On the stairs to the next level, I catch her watching me. It’s not the look a militia sergeant gives an officer. Mind you, it’s not the look a woman gives a man. I’m not sure what it is. Other than strange. ‘What are we searching for?’ she asks.

‘I’ll tell you when we find it.’

The penthouse of this hotel can only be reached by a one-stop elevator that begins in the lobby way below us. Since the power in this city is out, and the emergency stairs don’t rise that high, we need another plan.

It’s rusting. But it’s waiting where I hoped it would be.

‘We’re going to use that?’ says Leona, then remembers to add sir.

‘Yeah. And you’re going first.’

Leona climbs out of the window, sighing as the grating creaks beneath her boots. The fire escape sways as she yanks a ladder down and paint flakes from its steps as she begins to climb.

She moves slowly.

Her stolen machine gun is ported across her chest and I get a good glimpse of her arse as she goes. The uniform looks standard issue. But since when is standard issue that well cut? Also, the rest of us are filthy but the dirt drops off her.

Cloth like that is expensive.

Filing that thought, I watch her go. It’s a day for doubt and darkness. These are not doubts I usually get. Because I don’t get doubts. Only, Farlight has changed me. The harsh simplicity of my life in the Legion is too far back for me to recover.

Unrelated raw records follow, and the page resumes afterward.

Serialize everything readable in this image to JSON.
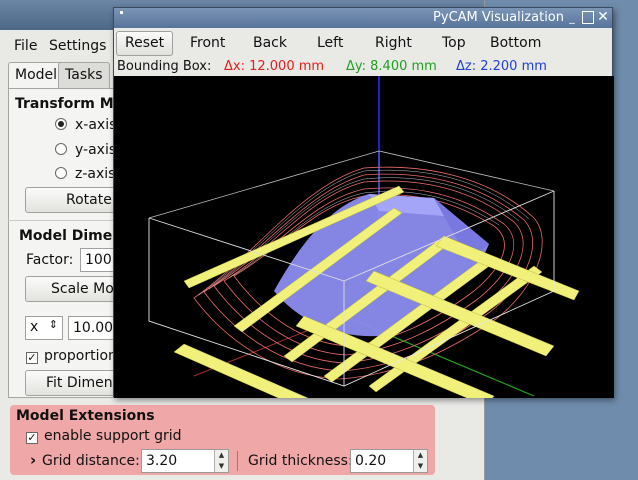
{
  "menu": {
    "file": "File",
    "settings": "Settings"
  },
  "tabs": [
    "Model",
    "Tasks"
  ],
  "transform": {
    "title": "Transform Mo",
    "axes": [
      {
        "label": "x-axis",
        "selected": true
      },
      {
        "label": "y-axis",
        "selected": false
      },
      {
        "label": "z-axis",
        "selected": false
      }
    ],
    "rotate_label": "Rotate"
  },
  "dimensions": {
    "title": "Model Dimen",
    "factor_label": "Factor:",
    "factor_value": "100",
    "scale_label": "Scale Mo",
    "axis_select": "x",
    "size_value": "10.00",
    "proportional_label": "proportion",
    "proportional_checked": true,
    "fit_label": "Fit Dimens"
  },
  "extensions": {
    "title": "Model Extensions",
    "enable_label": "enable support grid",
    "enable_checked": true,
    "expander": "›",
    "distance_label": "Grid distance:",
    "distance_value": "3.20",
    "thickness_label": "Grid thickness:",
    "thickness_value": "0.20"
  },
  "viz": {
    "title": "PyCAM Visualization",
    "buttons": [
      "Reset",
      "Front",
      "Back",
      "Left",
      "Right",
      "Top",
      "Bottom"
    ],
    "bbox_label": "Bounding Box:",
    "dx": "Δx: 12.000 mm",
    "dy": "Δy: 8.400 mm",
    "dz": "Δz: 2.200 mm",
    "colors": {
      "dx": "#e02020",
      "dy": "#20a020",
      "dz": "#2040d0",
      "model": "#8c8cf0",
      "grid": "#f0f07a",
      "toolpath": "#e66a6a"
    }
  }
}
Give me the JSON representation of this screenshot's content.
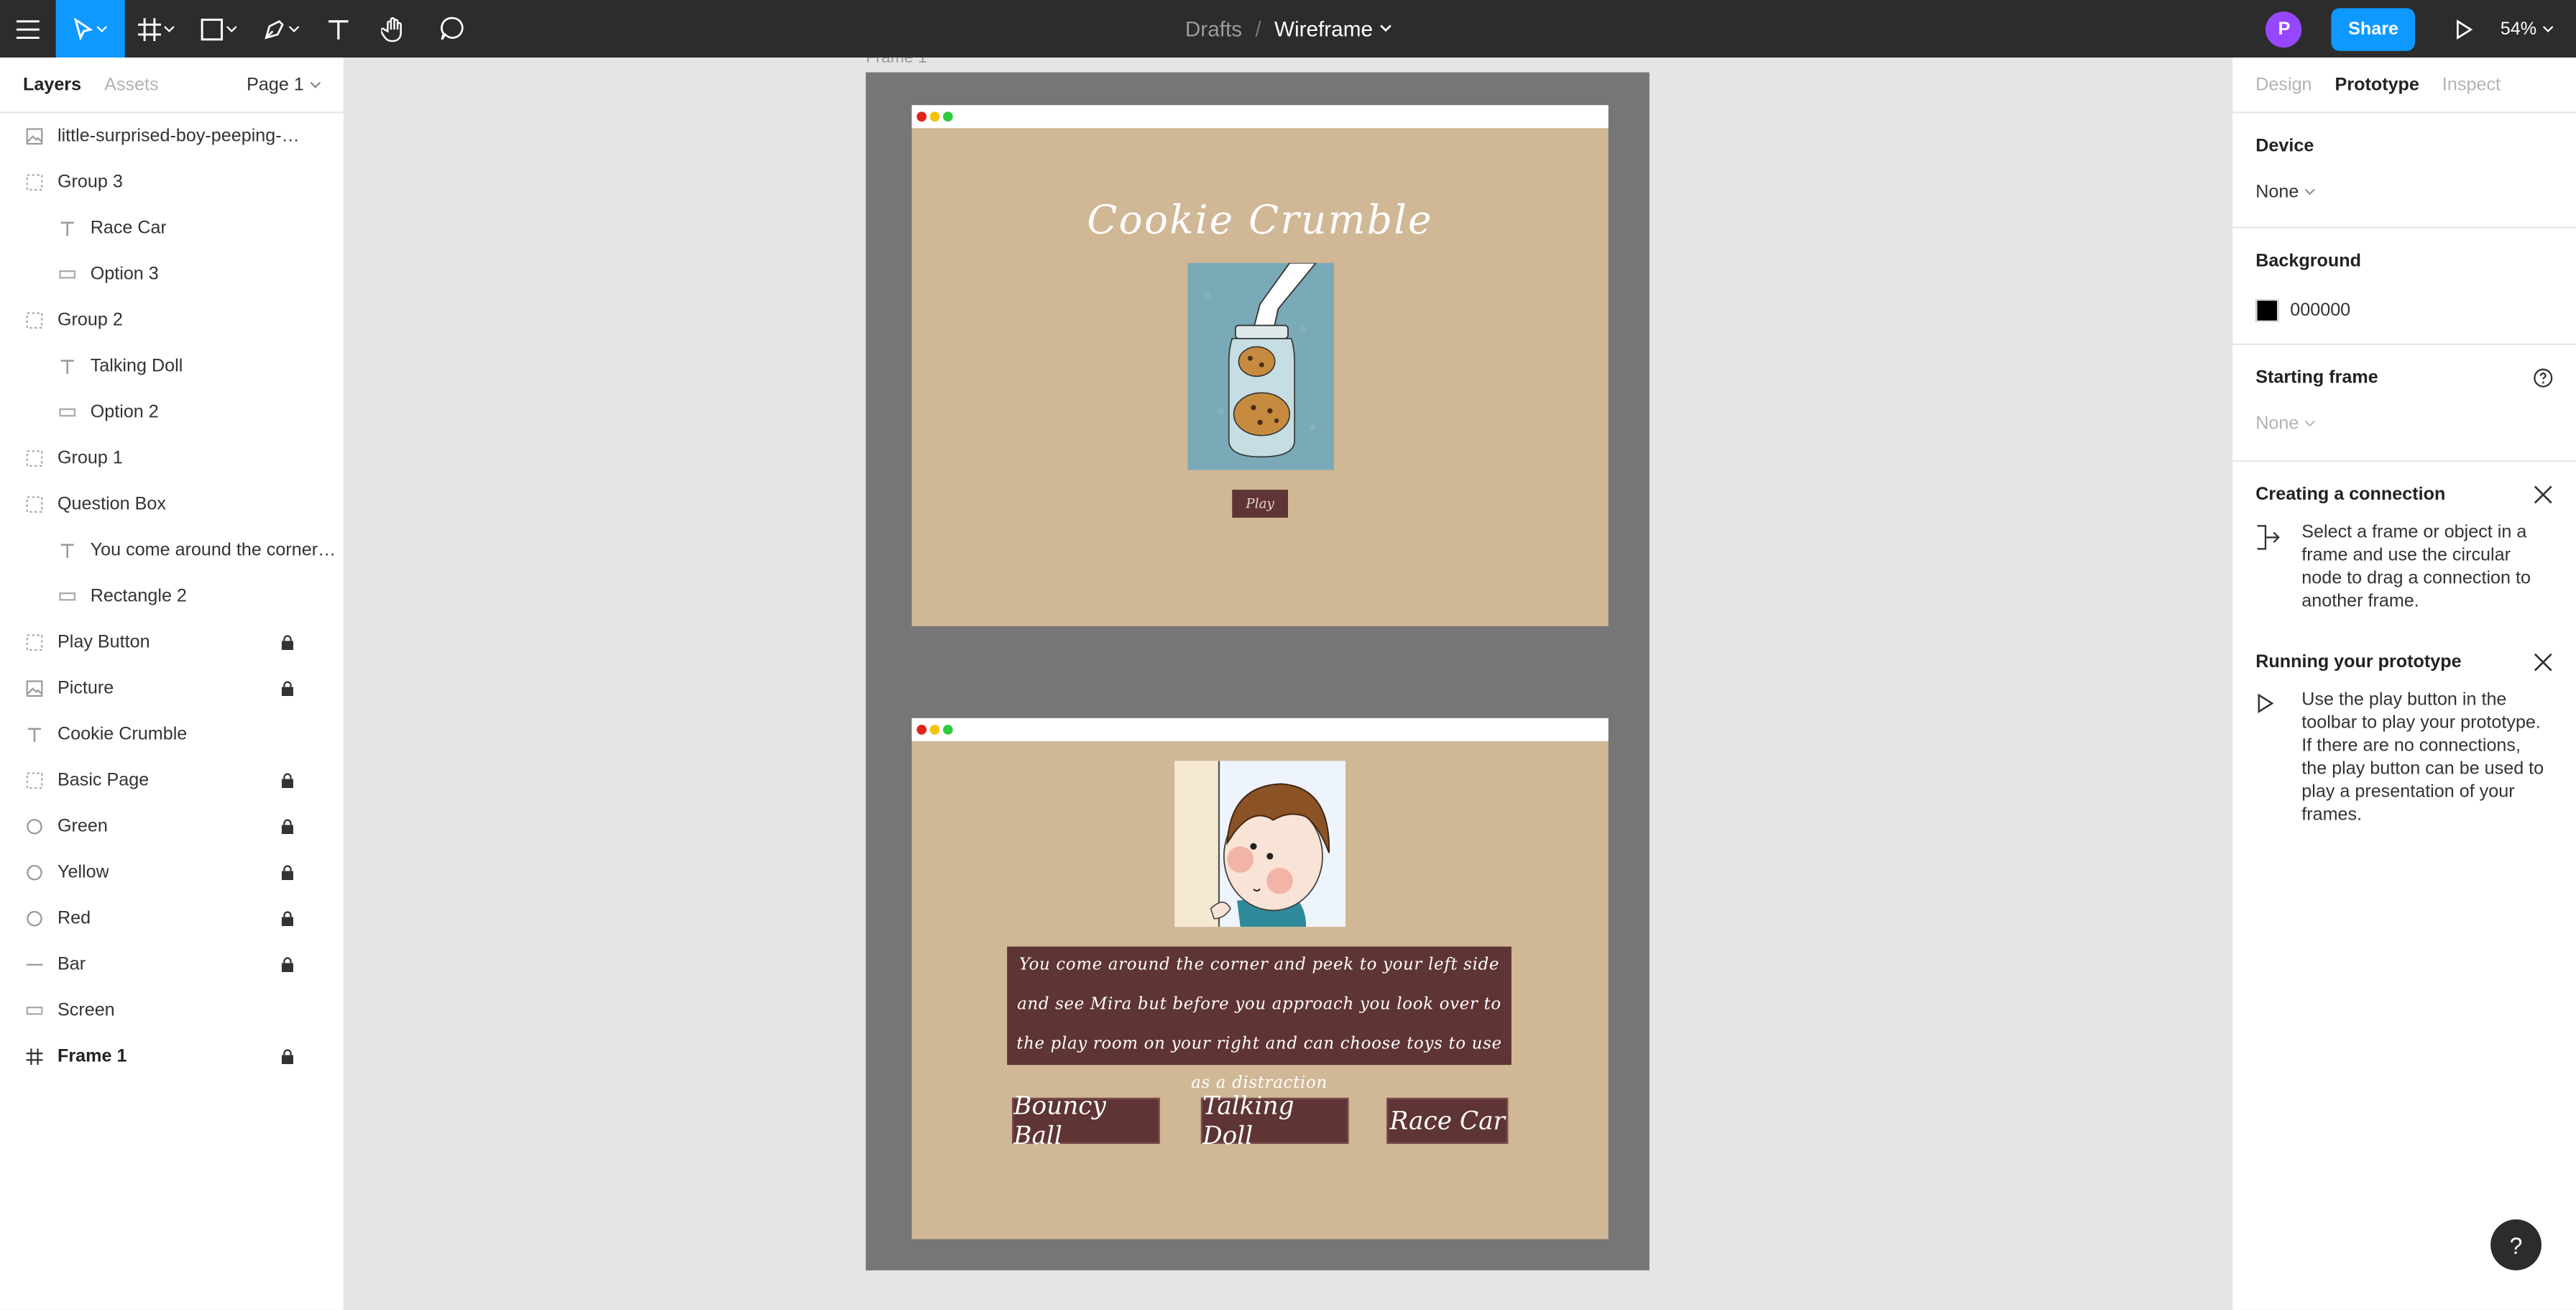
{
  "toolbar": {
    "breadcrumb_team": "Drafts",
    "breadcrumb_sep": "/",
    "file_name": "Wireframe",
    "avatar_initial": "P",
    "share_label": "Share",
    "zoom_label": "54%",
    "accent_color": "#0d99ff",
    "avatar_color": "#9747ff"
  },
  "left_panel": {
    "tab_layers": "Layers",
    "tab_assets": "Assets",
    "page_selector": "Page 1",
    "layers": [
      {
        "name": "little-surprised-boy-peeping-out-...",
        "icon": "image-icon",
        "child": false,
        "locked": false
      },
      {
        "name": "Group 3",
        "icon": "group-icon",
        "child": false,
        "locked": false
      },
      {
        "name": "Race Car",
        "icon": "text-icon",
        "child": true,
        "locked": false
      },
      {
        "name": "Option 3",
        "icon": "rectangle-icon",
        "child": true,
        "locked": false
      },
      {
        "name": "Group 2",
        "icon": "group-icon",
        "child": false,
        "locked": false
      },
      {
        "name": "Talking Doll",
        "icon": "text-icon",
        "child": true,
        "locked": false
      },
      {
        "name": "Option 2",
        "icon": "rectangle-icon",
        "child": true,
        "locked": false
      },
      {
        "name": "Group 1",
        "icon": "group-icon",
        "child": false,
        "locked": false
      },
      {
        "name": "Question Box",
        "icon": "group-icon",
        "child": false,
        "locked": false
      },
      {
        "name": "You come around the corner a...",
        "icon": "text-icon",
        "child": true,
        "locked": false
      },
      {
        "name": "Rectangle 2",
        "icon": "rectangle-icon",
        "child": true,
        "locked": false
      },
      {
        "name": "Play Button",
        "icon": "group-icon",
        "child": false,
        "locked": true
      },
      {
        "name": "Picture",
        "icon": "image-icon",
        "child": false,
        "locked": true
      },
      {
        "name": "Cookie Crumble",
        "icon": "text-icon",
        "child": false,
        "locked": false
      },
      {
        "name": "Basic Page",
        "icon": "group-icon",
        "child": false,
        "locked": true
      },
      {
        "name": "Green",
        "icon": "ellipse-icon",
        "child": false,
        "locked": true
      },
      {
        "name": "Yellow",
        "icon": "ellipse-icon",
        "child": false,
        "locked": true
      },
      {
        "name": "Red",
        "icon": "ellipse-icon",
        "child": false,
        "locked": true
      },
      {
        "name": "Bar",
        "icon": "line-icon",
        "child": false,
        "locked": true
      },
      {
        "name": "Screen",
        "icon": "rectangle-icon",
        "child": false,
        "locked": false
      },
      {
        "name": "Frame 1",
        "icon": "frame-icon",
        "child": false,
        "locked": true,
        "bold": true
      }
    ]
  },
  "canvas": {
    "frame_label": "Frame 1",
    "screen1": {
      "title": "Cookie Crumble",
      "play_label": "Play"
    },
    "screen2": {
      "question": "You come around the corner and peek to your left side and see Mira but before you approach you look over to the play room on your right and can choose toys to use as a distraction",
      "options": [
        "Bouncy Ball",
        "Talking Doll",
        "Race Car"
      ]
    },
    "colors": {
      "frame_bg": "#767676",
      "screen_bg": "#d0b795",
      "button_bg": "#5f3434"
    }
  },
  "right_panel": {
    "tab_design": "Design",
    "tab_prototype": "Prototype",
    "tab_inspect": "Inspect",
    "device_title": "Device",
    "device_value": "None",
    "background_title": "Background",
    "background_hex": "000000",
    "starting_frame_title": "Starting frame",
    "starting_frame_value": "None",
    "connection_title": "Creating a connection",
    "connection_text": "Select a frame or object in a frame and use the circular node to drag a connection to another frame.",
    "running_title": "Running your prototype",
    "running_text": "Use the play button in the toolbar to play your prototype. If there are no connections, the play button can be used to play a presentation of your frames."
  },
  "help_button_label": "?"
}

I find that thought shocking.

Not least, because it never occurred to me I’d want it back. Certainly not when I was living it. When Leona reaches the top, I slide myself through the corridor window and stand on the grating below her.

It protests under my weight, as does the ladder.

Leona offers her hand to help me onto the upper level, stepping back when I ignore it. We face a steel door, bolted from the other side. On the plus side, it’s old, with hinges that slot together.

All I’ve got to do is lift it off its hinges.

One-handed.

My arm locks and muscles tear as sinews pass popping point. Finally, it occurs to me that it’s not the weight that’s the problem. Rusty hinges make the door hard to move.

‘Scrape those down.’

She does, as silently as possible. And then I lift it free.

A scullery, complete with bucket and a mop that chirps happily to see us waits on the other side. It’s obviously been a while since anyone used the fire escape.

‘Wait here,’ I tell Leona.

She looks like she wants to protest.

‘Sir,’ she says.

‘Later.’

This corridor has marble tiles and expensive rugs. Oil paintings hang from the walls. A portrait of OctoV in cavalry uniform, his hand on the hilt of a sword. Beyond it is a cityscape of Farlight, as it must have been when first built. And beyond that, a seated nude. The nude is particularly tasteful. Little body hair, the slightest tint of nipple. Painted to give the minimum offence.

I’ve come to the correct place.

A desk by an elevator is where the receptionist sits. She’s probably only there when VIPs check in. Marble steps lead to double doors. One of the handles shows a man’s face. The other shows a woman.

Try to remember where I saw that before.

One of the double doors is slightly open. Comms noise comes from inside. The sound of AI chatter, the whirr of memory boxes, the beep of incoming calls. Remember, this is a city without power. So now I’m certain I’m in the correct place.

I’m right about one thing and wrong about another.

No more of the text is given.